January 20, 2011

Diamond on Hollywood Indians

Q&A:  ‘Reel Injun’ Director Neil Diamond

By ICTMN Staff

Neil Diamond, director of Reel Injun, talks about those “classic westerns” and Jack Sparrow as Tonto
Were there any films that got it right?
No. There hasn’t been an accurate story told about that time. Little Big Horn, the Sioux—there have been so many movies made but none of them get the story right. It would be great to make a film that told what it was really like for the Sioux. That was one of Marlon Brando’s great regrets. In an interview near the end of his life, he said that he had a film about Native Americans he was trying to get made that nobody would touch. He had the script and everything, but nobody would fund it.

What’s the most common way Hollywood mis-portrayed Native Americans?
The spiritual elder who is always so serious. If you talk to spiritual leaders, they use humor. They joke around. If you’re in a sweat lodge, they’ll be telling jokes. But in the movies the Indians were always scowling and deadly serious. The first time I saw a native actor laugh it was Chief Dan George in Little Big Man. I remember thinking, I have never seen a native actor laugh, ever.

What do you think about Johnny Depp playing Tonto?
I think it’s an interesting choice. I spoke with Adam Beach, who auditioned for the role, and he says the part is very different from the TV character. The character of Tonto is more of a storyteller, teacher and wise man, not so much a sidekick. I’m excited to see what Johnny Depp does with it.

Which brings us back to non-natives playing Native Americans. Do you have a favorite?
I think it has to be Rock Hudson in Taza, Son of Cochise. I mean, Rock Hudson as an Apache!
Comment:  Depp may be an interesting choice, but he's not necessarily a good choice or the right choice. His approach sounds similar to the approach taken by the TV movie a few years ago.

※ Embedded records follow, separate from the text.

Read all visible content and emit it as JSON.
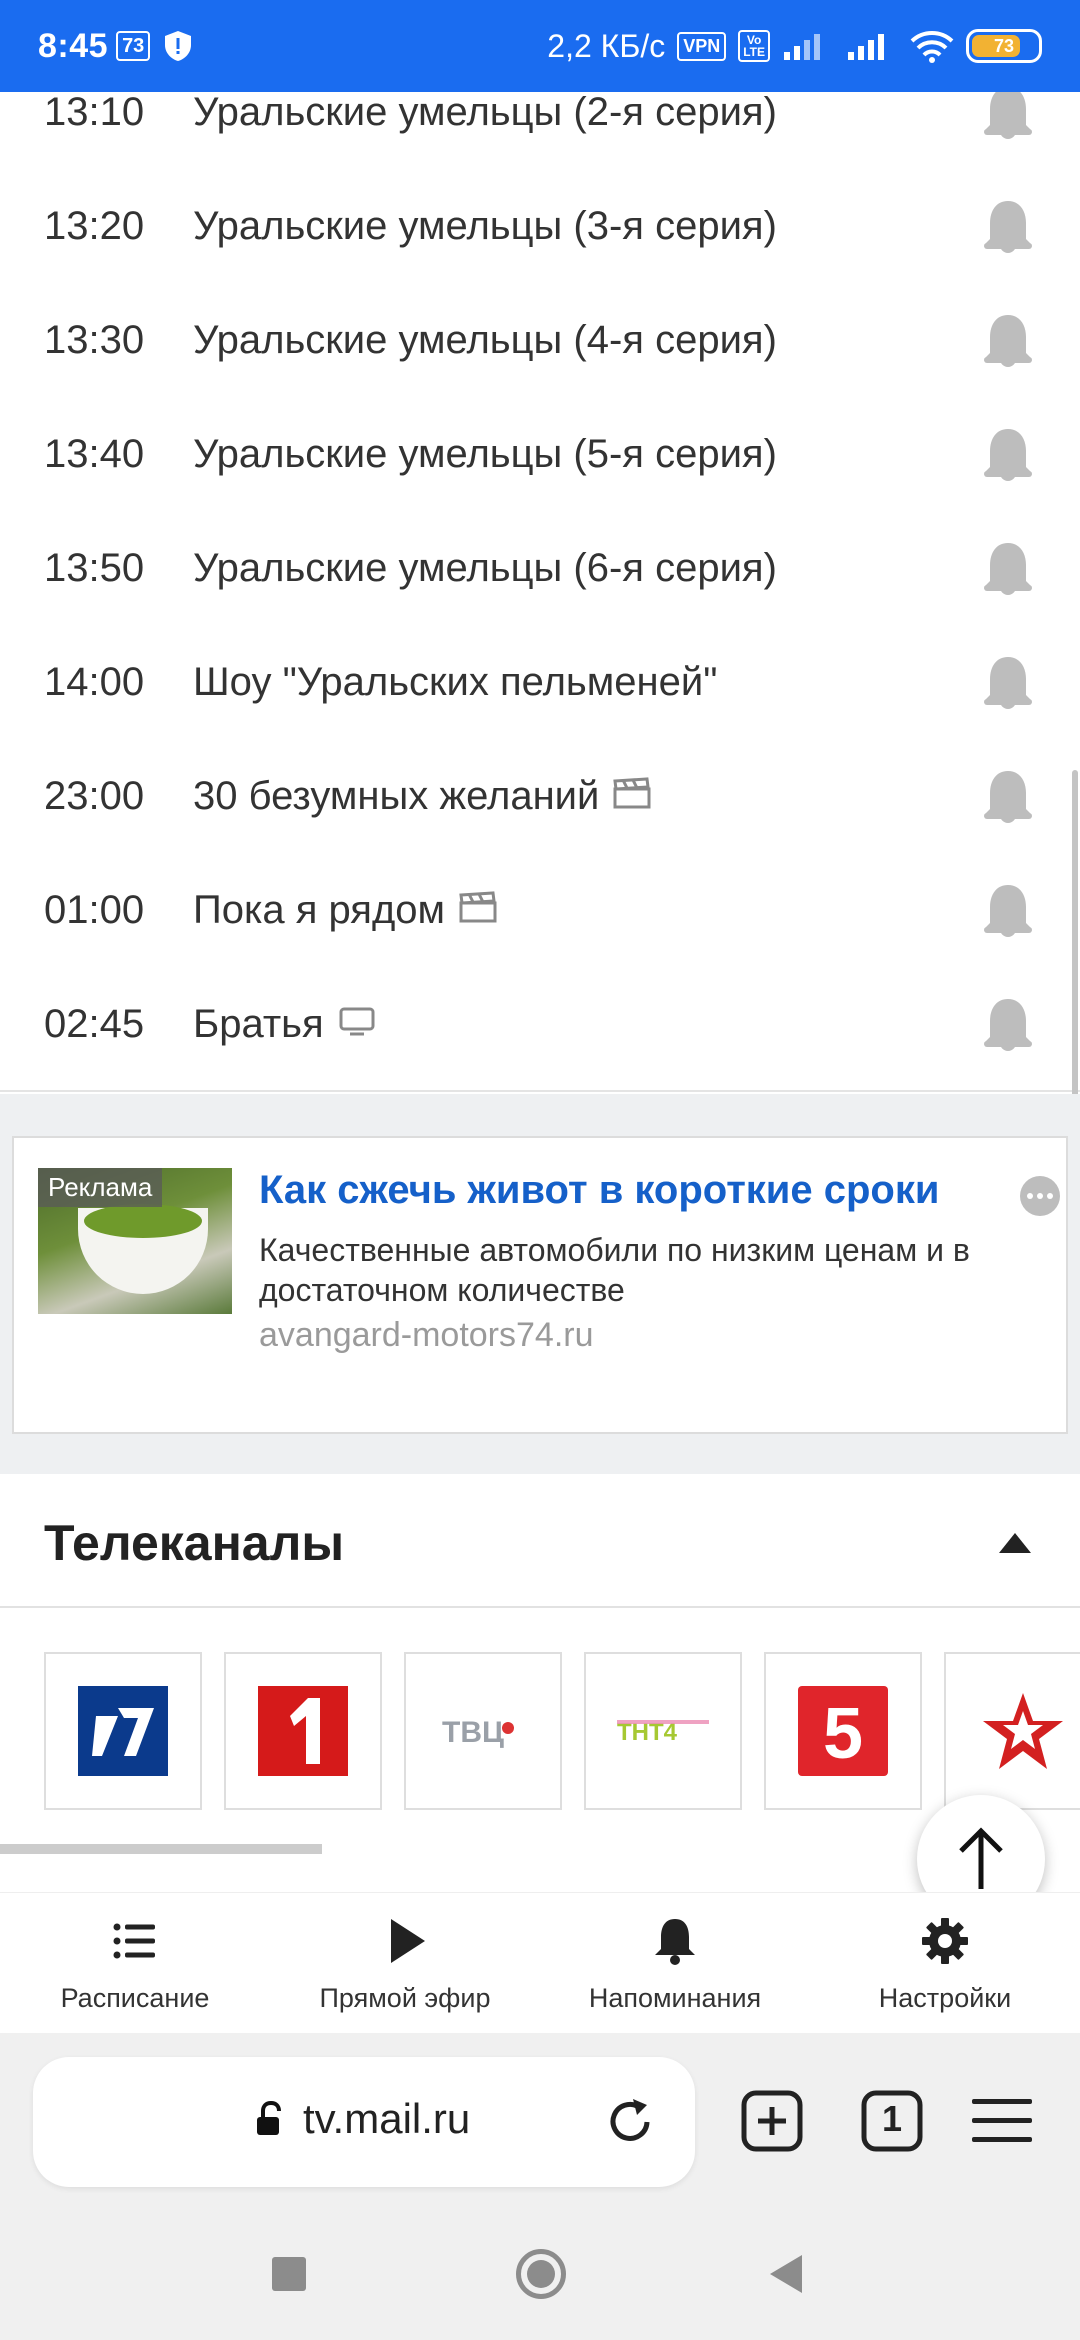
{
  "status_bar": {
    "time": "8:45",
    "notif_count": "73",
    "speed": "2,2 КБ/с",
    "vpn": "VPN",
    "volte_top": "Vo",
    "volte_bottom": "LTE",
    "battery": "73"
  },
  "schedule": [
    {
      "time": "13:10",
      "title": "Уральские умельцы (2-я серия)",
      "genre_icon": ""
    },
    {
      "time": "13:20",
      "title": "Уральские умельцы (3-я серия)",
      "genre_icon": ""
    },
    {
      "time": "13:30",
      "title": "Уральские умельцы (4-я серия)",
      "genre_icon": ""
    },
    {
      "time": "13:40",
      "title": "Уральские умельцы (5-я серия)",
      "genre_icon": ""
    },
    {
      "time": "13:50",
      "title": "Уральские умельцы (6-я серия)",
      "genre_icon": ""
    },
    {
      "time": "14:00",
      "title": "Шоу \"Уральских пельменей\"",
      "genre_icon": ""
    },
    {
      "time": "23:00",
      "title": "30 безумных желаний",
      "genre_icon": "clapperboard-icon"
    },
    {
      "time": "01:00",
      "title": "Пока я рядом",
      "genre_icon": "clapperboard-icon"
    },
    {
      "time": "02:45",
      "title": "Братья",
      "genre_icon": "tv-icon"
    }
  ],
  "ad": {
    "label": "Реклама",
    "title": "Как сжечь живот в короткие сроки",
    "description": "Качественные автомобили по низким ценам и в достаточном количестве",
    "domain": "avangard-motors74.ru"
  },
  "channels": {
    "title": "Телеканалы",
    "items": [
      {
        "name": "Первый канал",
        "icon": "channel1-logo"
      },
      {
        "name": "Россия 1",
        "icon": "russia1-logo"
      },
      {
        "name": "ТВЦ",
        "icon": "tvc-logo"
      },
      {
        "name": "ТНТ4",
        "icon": "tnt4-logo"
      },
      {
        "name": "Пятый канал",
        "icon": "channel5-logo"
      },
      {
        "name": "Звезда",
        "icon": "zvezda-logo"
      }
    ]
  },
  "bottom_nav": {
    "schedule": "Расписание",
    "live": "Прямой эфир",
    "reminders": "Напоминания",
    "settings": "Настройки"
  },
  "browser": {
    "url": "tv.mail.ru",
    "tab_count": "1"
  },
  "colors": {
    "status_bar": "#1a6cf0",
    "ad_title": "#1560c9",
    "channel1": "#0b3a8c",
    "russia1": "#d51a1a",
    "channel5": "#e0252b",
    "zvezda": "#d32020"
  }
}
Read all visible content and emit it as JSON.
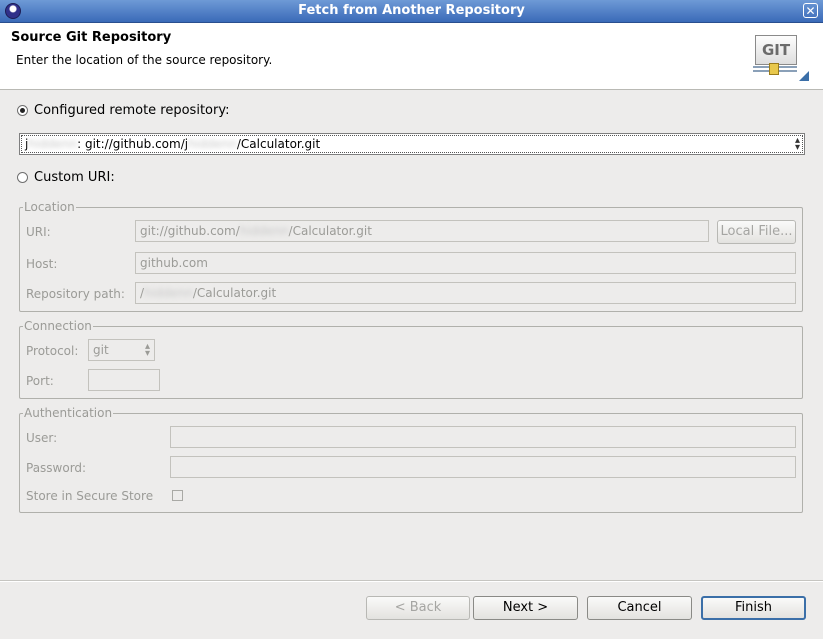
{
  "window": {
    "title": "Fetch from Another Repository",
    "close_glyph": "✕"
  },
  "header": {
    "title": "Source Git Repository",
    "description": "Enter the location of the source repository.",
    "logo_text": "GIT"
  },
  "configured_remote": {
    "label": "Configured remote repository:",
    "selected": true,
    "combo_value": {
      "prefix": "j",
      "blur1": "hiddenn",
      "mid": ": git://github.com/j",
      "blur2": "hiddenn",
      "suffix": "/Calculator.git"
    }
  },
  "custom_uri": {
    "label": "Custom URI:",
    "selected": false
  },
  "location": {
    "legend": "Location",
    "uri_label": "URI:",
    "uri_value": {
      "pre": "git://github.com/",
      "blur": "hiddenn",
      "post": "/Calculator.git"
    },
    "local_file_button": "Local File...",
    "host_label": "Host:",
    "host_value": "github.com",
    "repo_path_label": "Repository path:",
    "repo_path_value": {
      "pre": "/",
      "blur": "hiddenn",
      "post": "/Calculator.git"
    }
  },
  "connection": {
    "legend": "Connection",
    "protocol_label": "Protocol:",
    "protocol_value": "git",
    "port_label": "Port:",
    "port_value": ""
  },
  "authentication": {
    "legend": "Authentication",
    "user_label": "User:",
    "user_value": "",
    "password_label": "Password:",
    "password_value": "",
    "secure_store_label": "Store in Secure Store",
    "secure_store_checked": false
  },
  "buttons": {
    "back": "< Back",
    "next": "Next >",
    "cancel": "Cancel",
    "finish": "Finish"
  },
  "colors": {
    "title_bar": "#3a6ab8",
    "default_button_border": "#3b6fa8",
    "disabled_text": "#9b9b97"
  }
}
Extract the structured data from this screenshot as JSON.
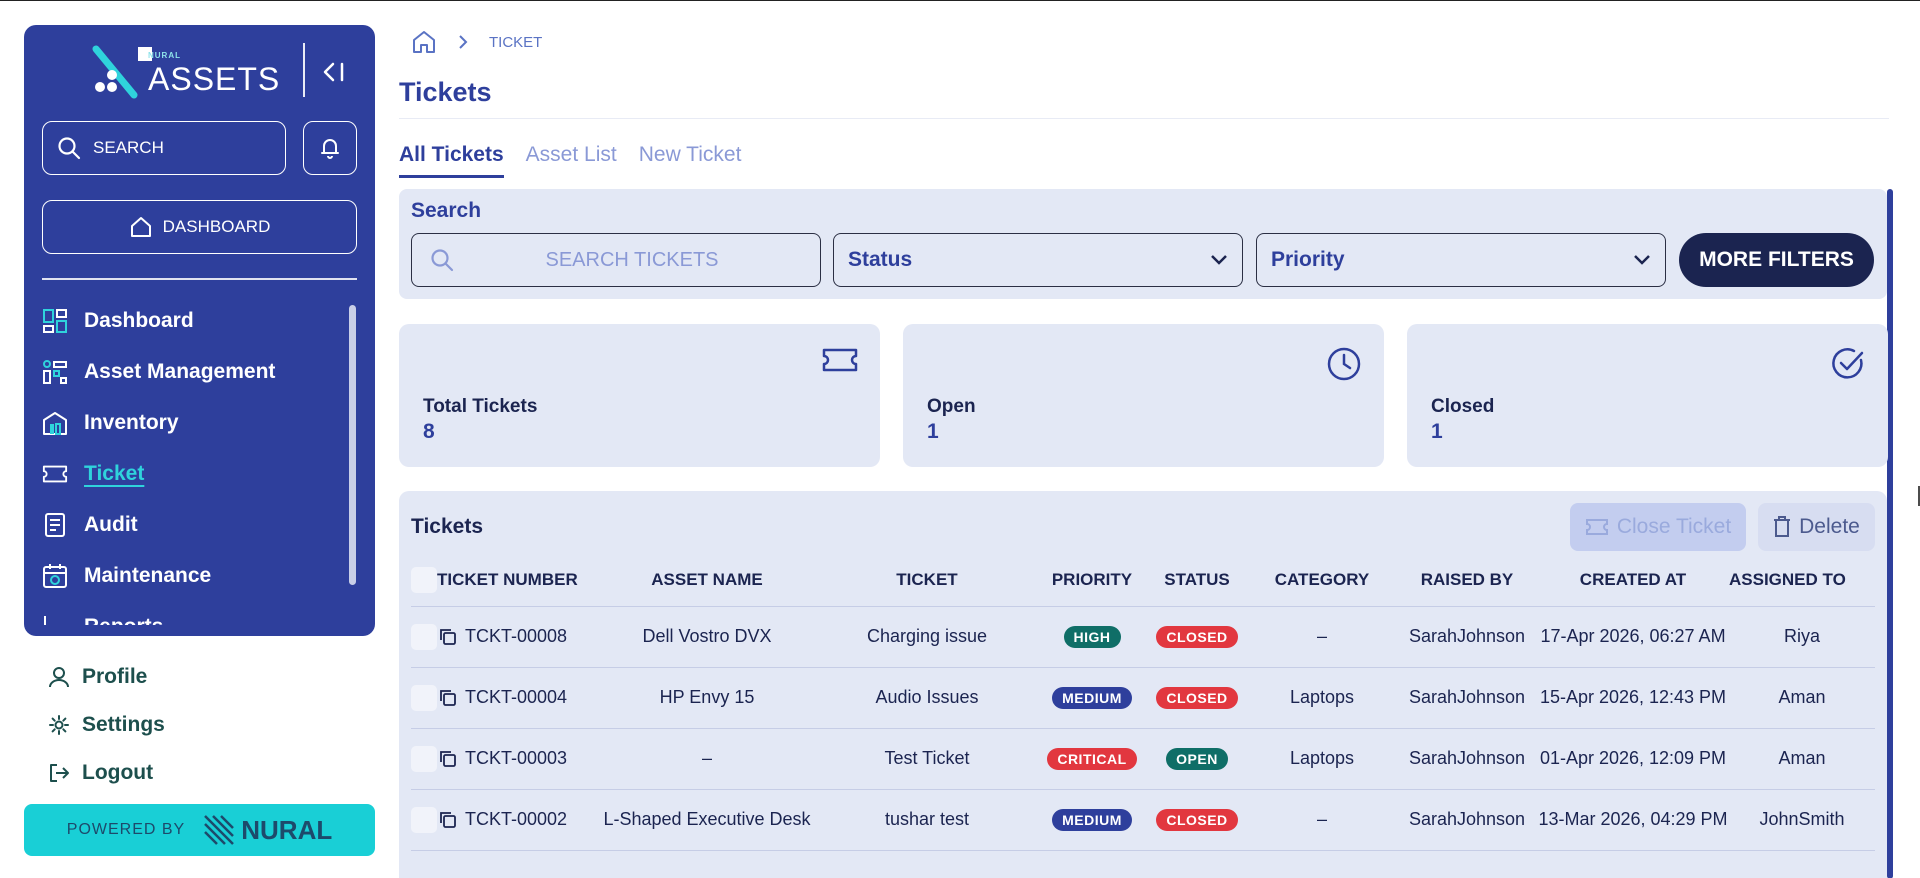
{
  "sidebar": {
    "logo_small": "NURAL",
    "logo_text": "ASSETS",
    "search_label": "SEARCH",
    "dashboard_button": "DASHBOARD",
    "nav_items": [
      {
        "label": "Dashboard",
        "icon": "dashboard-icon"
      },
      {
        "label": "Asset Management",
        "icon": "asset-management-icon"
      },
      {
        "label": "Inventory",
        "icon": "inventory-icon"
      },
      {
        "label": "Ticket",
        "icon": "ticket-icon",
        "active": true
      },
      {
        "label": "Audit",
        "icon": "audit-icon"
      },
      {
        "label": "Maintenance",
        "icon": "maintenance-icon"
      },
      {
        "label": "Reports",
        "icon": "reports-icon"
      }
    ],
    "bottom_links": [
      {
        "label": "Profile",
        "icon": "user-icon"
      },
      {
        "label": "Settings",
        "icon": "gear-icon"
      },
      {
        "label": "Logout",
        "icon": "logout-icon"
      }
    ],
    "powered_by": "POWERED BY",
    "powered_brand": "NURAL"
  },
  "breadcrumb": {
    "current": "TICKET"
  },
  "page": {
    "title": "Tickets"
  },
  "tabs": [
    "All Tickets",
    "Asset List",
    "New Ticket"
  ],
  "filters": {
    "label": "Search",
    "search_placeholder": "SEARCH TICKETS",
    "status": "Status",
    "priority": "Priority",
    "more_filters": "MORE FILTERS"
  },
  "stats": [
    {
      "label": "Total Tickets",
      "value": "8",
      "icon": "ticket-icon"
    },
    {
      "label": "Open",
      "value": "1",
      "icon": "clock-icon"
    },
    {
      "label": "Closed",
      "value": "1",
      "icon": "check-circle-icon"
    }
  ],
  "tickets_panel": {
    "title": "Tickets",
    "close_ticket": "Close Ticket",
    "delete": "Delete",
    "columns": [
      "TICKET NUMBER",
      "ASSET NAME",
      "TICKET",
      "PRIORITY",
      "STATUS",
      "CATEGORY",
      "RAISED BY",
      "CREATED AT",
      "ASSIGNED TO"
    ],
    "rows": [
      {
        "number": "TCKT-00008",
        "asset": "Dell Vostro DVX",
        "ticket": "Charging issue",
        "priority": "HIGH",
        "status": "CLOSED",
        "category": "–",
        "raised_by": "SarahJohnson",
        "created_at": "17-Apr 2026, 06:27 AM",
        "assigned_to": "Riya"
      },
      {
        "number": "TCKT-00004",
        "asset": "HP Envy 15",
        "ticket": "Audio Issues",
        "priority": "MEDIUM",
        "status": "CLOSED",
        "category": "Laptops",
        "raised_by": "SarahJohnson",
        "created_at": "15-Apr 2026, 12:43 PM",
        "assigned_to": "Aman"
      },
      {
        "number": "TCKT-00003",
        "asset": "–",
        "ticket": "Test Ticket",
        "priority": "CRITICAL",
        "status": "OPEN",
        "category": "Laptops",
        "raised_by": "SarahJohnson",
        "created_at": "01-Apr 2026, 12:09 PM",
        "assigned_to": "Aman"
      },
      {
        "number": "TCKT-00002",
        "asset": "L-Shaped Executive Desk",
        "ticket": "tushar test",
        "priority": "MEDIUM",
        "status": "CLOSED",
        "category": "–",
        "raised_by": "SarahJohnson",
        "created_at": "13-Mar 2026, 04:29 PM",
        "assigned_to": "JohnSmith"
      }
    ]
  },
  "colors": {
    "sidebar_bg": "#2e3f9c",
    "accent_cyan": "#19cfd6",
    "panel_bg": "#e3e8f5",
    "dark_button": "#1b2450",
    "badge_red": "#e2373f",
    "badge_teal": "#0f6e67"
  }
}
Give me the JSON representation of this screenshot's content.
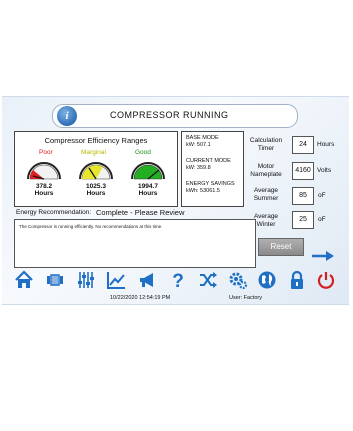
{
  "header": {
    "title": "COMPRESSOR  RUNNING",
    "info_icon": "info-icon"
  },
  "efficiency": {
    "title": "Compressor Efficiency Ranges",
    "gauges": [
      {
        "label": "Poor",
        "color": "#e02020",
        "value": "378.2",
        "unit": "Hours"
      },
      {
        "label": "Marginal",
        "color": "#c8c820",
        "value": "1025.3",
        "unit": "Hours"
      },
      {
        "label": "Good",
        "color": "#20a020",
        "value": "1994.7",
        "unit": "Hours"
      }
    ]
  },
  "modes": {
    "base_label": "BASE MODE",
    "base_value": "kW: 507.1",
    "current_label": "CURRENT MODE",
    "current_value": "kW: 359.8",
    "savings_label": "ENERGY SAVINGS",
    "savings_value": "kWh: 53061.5"
  },
  "settings": {
    "calc_timer_label": "Calculation Timer",
    "calc_timer_value": "24",
    "calc_timer_unit": "Hours",
    "motor_label": "Motor Nameplate",
    "motor_value": "4160",
    "motor_unit": "Volts",
    "summer_label": "Average Summer",
    "summer_value": "85",
    "summer_unit": "oF",
    "winter_label": "Average Winter",
    "winter_value": "25",
    "winter_unit": "oF"
  },
  "recommendation": {
    "label": "Energy Recommendation:",
    "status": "Complete - Please Review",
    "text": "The Compressor is running efficiently. No recommendations at this time."
  },
  "reset_label": "Reset",
  "toolbar": [
    "home-icon",
    "io-module-icon",
    "sliders-icon",
    "trend-chart-icon",
    "megaphone-icon",
    "help-icon",
    "shuffle-icon",
    "settings-gears-icon",
    "globe-icon",
    "lock-icon",
    "power-icon"
  ],
  "footer": {
    "datetime": "10/22/2020 12:54:19 PM",
    "user": "User: Factory"
  },
  "colors": {
    "accent": "#1f6fc4",
    "power": "#d02020"
  }
}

For more on the subject, see Any Change Since Dances with Wolves? and McMurtry to Malign Comanches Again?

1 comment:

Anonymous said...

I think one of the biggest problems is the "always chaotic evil" treatment. Some of my floormates play D&D. In it, there are classes which always have a certain alignment: Rogues are always chaotic something, paladins and clerics are always lawful good, druids are always at least half neutral, and so on. This makes sense. But there are also certain races that are always a certain alignment. This doesn't make sense. But it's used in Hollywood too. Even Dances with Wolves has always chaotic evil Pawnee, while the Sioux are always chaotic good.